- Born: Aikaterini Konstantinou December 18, 1962 Rododafni, Achaea, Greece
- Died: March 10, 2025 (aged 62) Athens, Attica, Greece
- Burial place: Rododafni, Achaea, Greece
- Education: Higher Drama School of Theatre Arts "Karolos Koun" School of Philosophy of the National and Kapodistrian University of Athens
- Occupation: Actress
- Years active: 1989-2024

= Kaiti Konstantinou =

Kaiti Konstantinou (December 18, 1962 – March 10, 2025) was a Greek comedic actress of theatre, film and television.

She became particularly known for her role as Soso Papadima in the comedy series Eglimata (1998-2000). She participated in many television series, theatre plays and films.

== Biography ==
She was born in Rododafni, Achaea.

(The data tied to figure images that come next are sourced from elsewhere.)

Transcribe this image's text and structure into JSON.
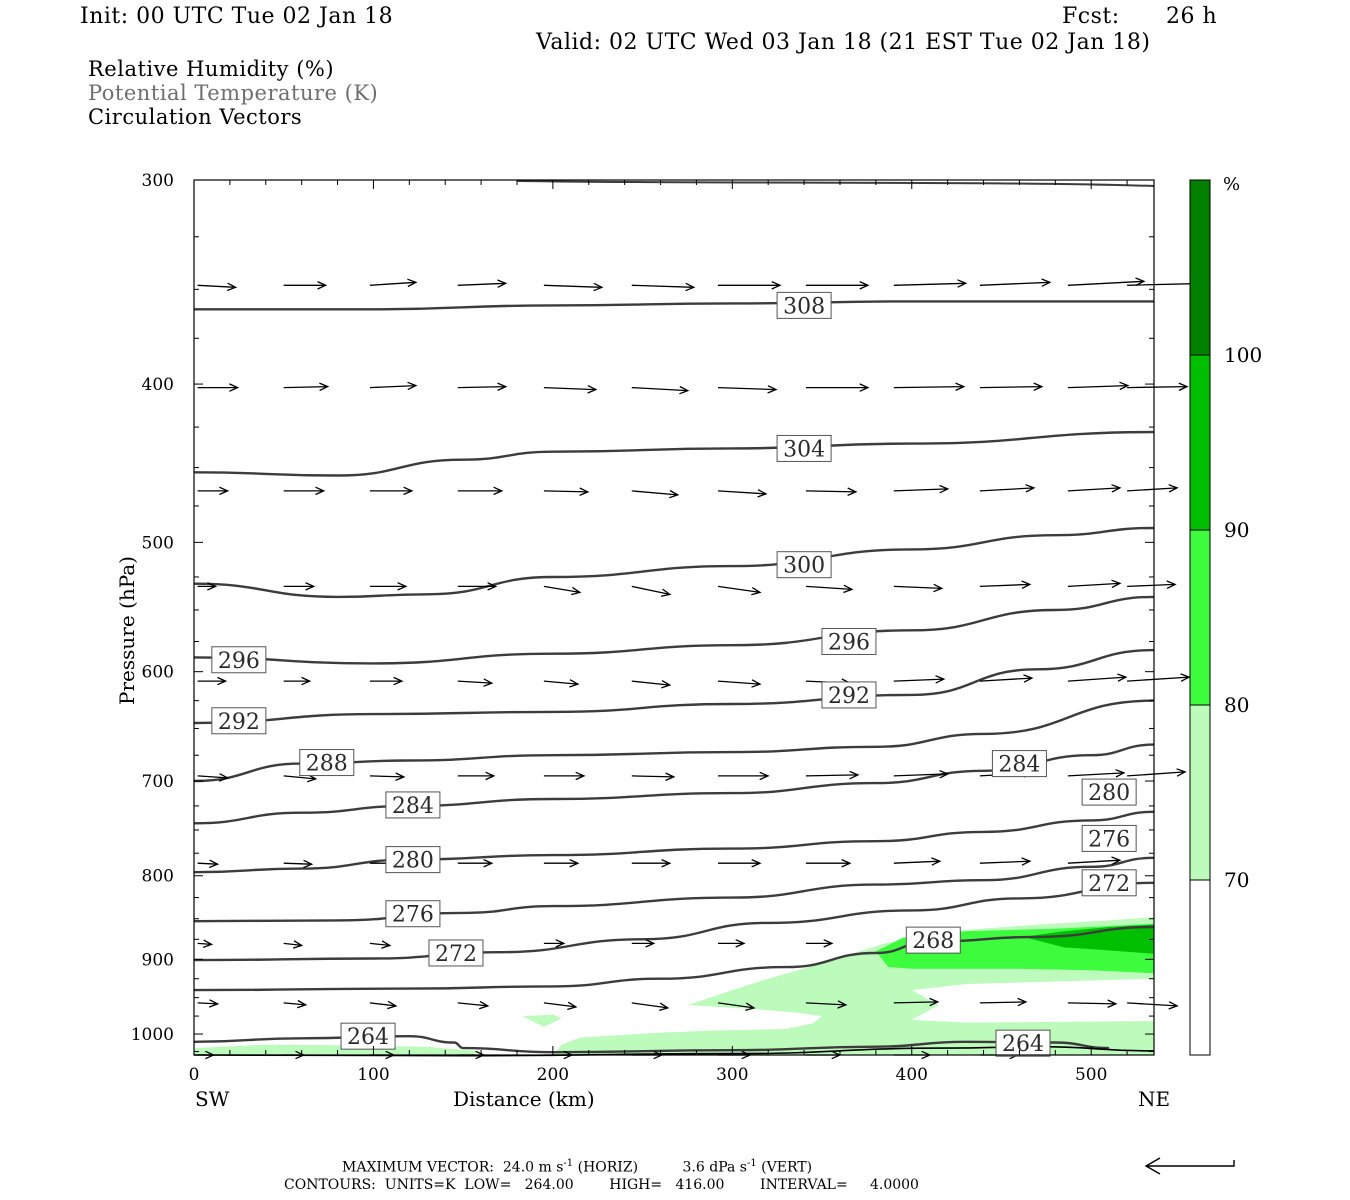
{
  "header": {
    "init": "Init: 00 UTC Tue 02 Jan 18",
    "fcst_label": "Fcst:",
    "fcst_value": "26 h",
    "valid": "Valid: 02 UTC Wed 03 Jan 18 (21 EST Tue 02 Jan 18)"
  },
  "fields": {
    "rh": "Relative Humidity (%)",
    "theta": "Potential Temperature (K)",
    "vectors": "Circulation Vectors"
  },
  "colors": {
    "rh70": "#bdfbbd",
    "rh80": "#3dfb3d",
    "rh90": "#00bf00",
    "rh100": "#007f00",
    "contour": "#3c3c3c",
    "vector": "#000000"
  },
  "chart_data": {
    "type": "cross-section",
    "xlabel": "Distance (km)",
    "ylabel": "Pressure (hPa)",
    "x_ticks": [
      0,
      100,
      200,
      300,
      400,
      500
    ],
    "y_ticks": [
      300,
      400,
      500,
      600,
      700,
      800,
      900,
      1000
    ],
    "xlim": [
      0,
      535
    ],
    "ylim": [
      1030,
      300
    ],
    "y_scale": "log",
    "x_endpoint_left": "SW",
    "x_endpoint_right": "NE",
    "colorbar": {
      "unit": "%",
      "levels": [
        70,
        80,
        90,
        100
      ],
      "colors": [
        "#ffffff",
        "#bdfbbd",
        "#3dfb3d",
        "#00bf00",
        "#007f00"
      ]
    },
    "theta_contours": [
      {
        "value": 308,
        "label": "308",
        "points": [
          [
            0,
            360
          ],
          [
            100,
            360
          ],
          [
            200,
            358
          ],
          [
            300,
            357
          ],
          [
            400,
            356
          ],
          [
            535,
            356
          ]
        ],
        "labels": [
          [
            340,
            358
          ]
        ]
      },
      {
        "value": 304,
        "label": "304",
        "points": [
          [
            0,
            453
          ],
          [
            80,
            455
          ],
          [
            150,
            445
          ],
          [
            200,
            440
          ],
          [
            300,
            438
          ],
          [
            400,
            435
          ],
          [
            535,
            428
          ]
        ],
        "labels": [
          [
            340,
            438
          ]
        ]
      },
      {
        "value": 300,
        "label": "300",
        "points": [
          [
            0,
            530
          ],
          [
            80,
            540
          ],
          [
            130,
            538
          ],
          [
            200,
            525
          ],
          [
            300,
            517
          ],
          [
            400,
            505
          ],
          [
            480,
            495
          ],
          [
            535,
            490
          ]
        ],
        "labels": [
          [
            340,
            516
          ]
        ]
      },
      {
        "value": 296,
        "label": "296",
        "points": [
          [
            0,
            588
          ],
          [
            100,
            593
          ],
          [
            200,
            585
          ],
          [
            300,
            578
          ],
          [
            400,
            566
          ],
          [
            480,
            550
          ],
          [
            535,
            540
          ]
        ],
        "labels": [
          [
            25,
            590
          ],
          [
            365,
            575
          ]
        ]
      },
      {
        "value": 292,
        "label": "292",
        "points": [
          [
            0,
            645
          ],
          [
            100,
            637
          ],
          [
            200,
            635
          ],
          [
            300,
            628
          ],
          [
            400,
            620
          ],
          [
            470,
            598
          ],
          [
            535,
            582
          ]
        ],
        "labels": [
          [
            25,
            643
          ],
          [
            365,
            620
          ]
        ]
      },
      {
        "value": 288,
        "label": "288",
        "points": [
          [
            0,
            700
          ],
          [
            60,
            683
          ],
          [
            120,
            680
          ],
          [
            200,
            675
          ],
          [
            300,
            672
          ],
          [
            380,
            667
          ],
          [
            440,
            655
          ],
          [
            535,
            625
          ]
        ],
        "labels": [
          [
            74,
            682
          ]
        ]
      },
      {
        "value": 284,
        "label": "284",
        "points": [
          [
            0,
            743
          ],
          [
            60,
            732
          ],
          [
            120,
            725
          ],
          [
            200,
            718
          ],
          [
            300,
            712
          ],
          [
            380,
            702
          ],
          [
            440,
            690
          ],
          [
            500,
            675
          ],
          [
            535,
            665
          ]
        ],
        "labels": [
          [
            122,
            724
          ],
          [
            460,
            683
          ]
        ]
      },
      {
        "value": 280,
        "label": "280",
        "points": [
          [
            0,
            796
          ],
          [
            60,
            792
          ],
          [
            120,
            782
          ],
          [
            200,
            777
          ],
          [
            300,
            770
          ],
          [
            380,
            762
          ],
          [
            440,
            752
          ],
          [
            500,
            740
          ],
          [
            535,
            731
          ]
        ],
        "labels": [
          [
            122,
            782
          ],
          [
            510,
            711
          ]
        ]
      },
      {
        "value": 276,
        "label": "276",
        "points": [
          [
            0,
            853
          ],
          [
            80,
            852
          ],
          [
            150,
            843
          ],
          [
            200,
            835
          ],
          [
            300,
            825
          ],
          [
            380,
            810
          ],
          [
            440,
            805
          ],
          [
            500,
            790
          ],
          [
            535,
            780
          ]
        ],
        "labels": [
          [
            122,
            844
          ],
          [
            510,
            759
          ]
        ]
      },
      {
        "value": 272,
        "label": "272",
        "points": [
          [
            0,
            901
          ],
          [
            100,
            899
          ],
          [
            170,
            891
          ],
          [
            250,
            875
          ],
          [
            320,
            855
          ],
          [
            400,
            840
          ],
          [
            460,
            826
          ],
          [
            535,
            808
          ]
        ],
        "labels": [
          [
            146,
            892
          ],
          [
            510,
            808
          ]
        ]
      },
      {
        "value": 268,
        "label": "268",
        "points": [
          [
            0,
            940
          ],
          [
            120,
            938
          ],
          [
            200,
            935
          ],
          [
            260,
            925
          ],
          [
            330,
            910
          ],
          [
            380,
            892
          ],
          [
            410,
            878
          ],
          [
            470,
            872
          ],
          [
            535,
            860
          ]
        ],
        "labels": [
          [
            412,
            876
          ]
        ]
      },
      {
        "value": 264,
        "label": "264",
        "points": [
          [
            0,
            1011
          ],
          [
            60,
            1006
          ],
          [
            120,
            1003
          ],
          [
            145,
            1012
          ],
          [
            150,
            1020
          ],
          [
            200,
            1026
          ],
          [
            300,
            1023
          ],
          [
            380,
            1018
          ],
          [
            430,
            1011
          ],
          [
            480,
            1012
          ],
          [
            510,
            1020
          ]
        ],
        "labels": [
          [
            97,
            1003
          ],
          [
            462,
            1013
          ]
        ]
      }
    ],
    "theta_surface_line": [
      [
        0,
        1030
      ],
      [
        150,
        1031
      ],
      [
        300,
        1028
      ],
      [
        420,
        1020
      ],
      [
        470,
        1018
      ],
      [
        535,
        1024
      ]
    ],
    "rh_regions": [
      {
        "level": 70,
        "polygon": [
          [
            200,
            1030
          ],
          [
            205,
            1015
          ],
          [
            215,
            1005
          ],
          [
            260,
            998
          ],
          [
            290,
            995
          ],
          [
            330,
            993
          ],
          [
            345,
            985
          ],
          [
            350,
            975
          ],
          [
            335,
            970
          ],
          [
            315,
            966
          ],
          [
            290,
            962
          ],
          [
            275,
            960
          ],
          [
            300,
            940
          ],
          [
            320,
            925
          ],
          [
            350,
            905
          ],
          [
            385,
            880
          ],
          [
            420,
            865
          ],
          [
            470,
            857
          ],
          [
            510,
            852
          ],
          [
            535,
            848
          ],
          [
            535,
            925
          ],
          [
            430,
            932
          ],
          [
            400,
            940
          ],
          [
            415,
            960
          ],
          [
            400,
            980
          ],
          [
            430,
            984
          ],
          [
            535,
            982
          ],
          [
            535,
            1030
          ]
        ]
      },
      {
        "level": 70,
        "polygon": [
          [
            0,
            1030
          ],
          [
            0,
            1020
          ],
          [
            40,
            1015
          ],
          [
            80,
            1016
          ],
          [
            130,
            1018
          ],
          [
            160,
            1025
          ],
          [
            155,
            1030
          ]
        ]
      },
      {
        "level": 70,
        "polygon": [
          [
            183,
            975
          ],
          [
            200,
            973
          ],
          [
            205,
            978
          ],
          [
            195,
            990
          ]
        ]
      },
      {
        "level": 80,
        "polygon": [
          [
            380,
            890
          ],
          [
            395,
            873
          ],
          [
            430,
            865
          ],
          [
            480,
            862
          ],
          [
            535,
            856
          ],
          [
            535,
            918
          ],
          [
            500,
            914
          ],
          [
            460,
            912
          ],
          [
            400,
            912
          ],
          [
            387,
            910
          ]
        ]
      },
      {
        "level": 90,
        "polygon": [
          [
            462,
            872
          ],
          [
            485,
            865
          ],
          [
            510,
            860
          ],
          [
            535,
            857
          ],
          [
            535,
            893
          ],
          [
            505,
            888
          ],
          [
            485,
            885
          ]
        ]
      }
    ],
    "vector_max": {
      "horiz": "24.0 m s-1",
      "vert": "3.6 dPa s-1"
    },
    "contour_units": "K",
    "contour_low": 264.0,
    "contour_high": 416.0,
    "contour_interval": 4.0
  },
  "footer": {
    "max_prefix": "MAXIMUM VECTOR:  24.0 m s",
    "max_exp1": "-1",
    "max_mid": " (HORIZ)          3.6 dPa s",
    "max_exp2": "-1",
    "max_suffix": " (VERT)",
    "contours": "CONTOURS:  UNITS=K  LOW=   264.00        HIGH=   416.00        INTERVAL=     4.0000"
  }
}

She simultaneously completed the Philosophy and Drama School of the Art Theatre, from which she graduated in 1986, together with her friends, Maria Kavogianni and Iro Mane. She had also worked as a philologist.

Her first role was in the play "Inner Voices" at the Art Theater. She became widely known for her performance as Soso Papadima in the series Eglimata. She had participated in many plays, as well as films and television series.

For the last two years of her life, she battled an aggressive form of cancer. She died of it in a private hospital in Athens after a short hospitalization, on 10 March 2025, at the age of 62. She was buried in her hometown of Rododafni, Achaea, two days later.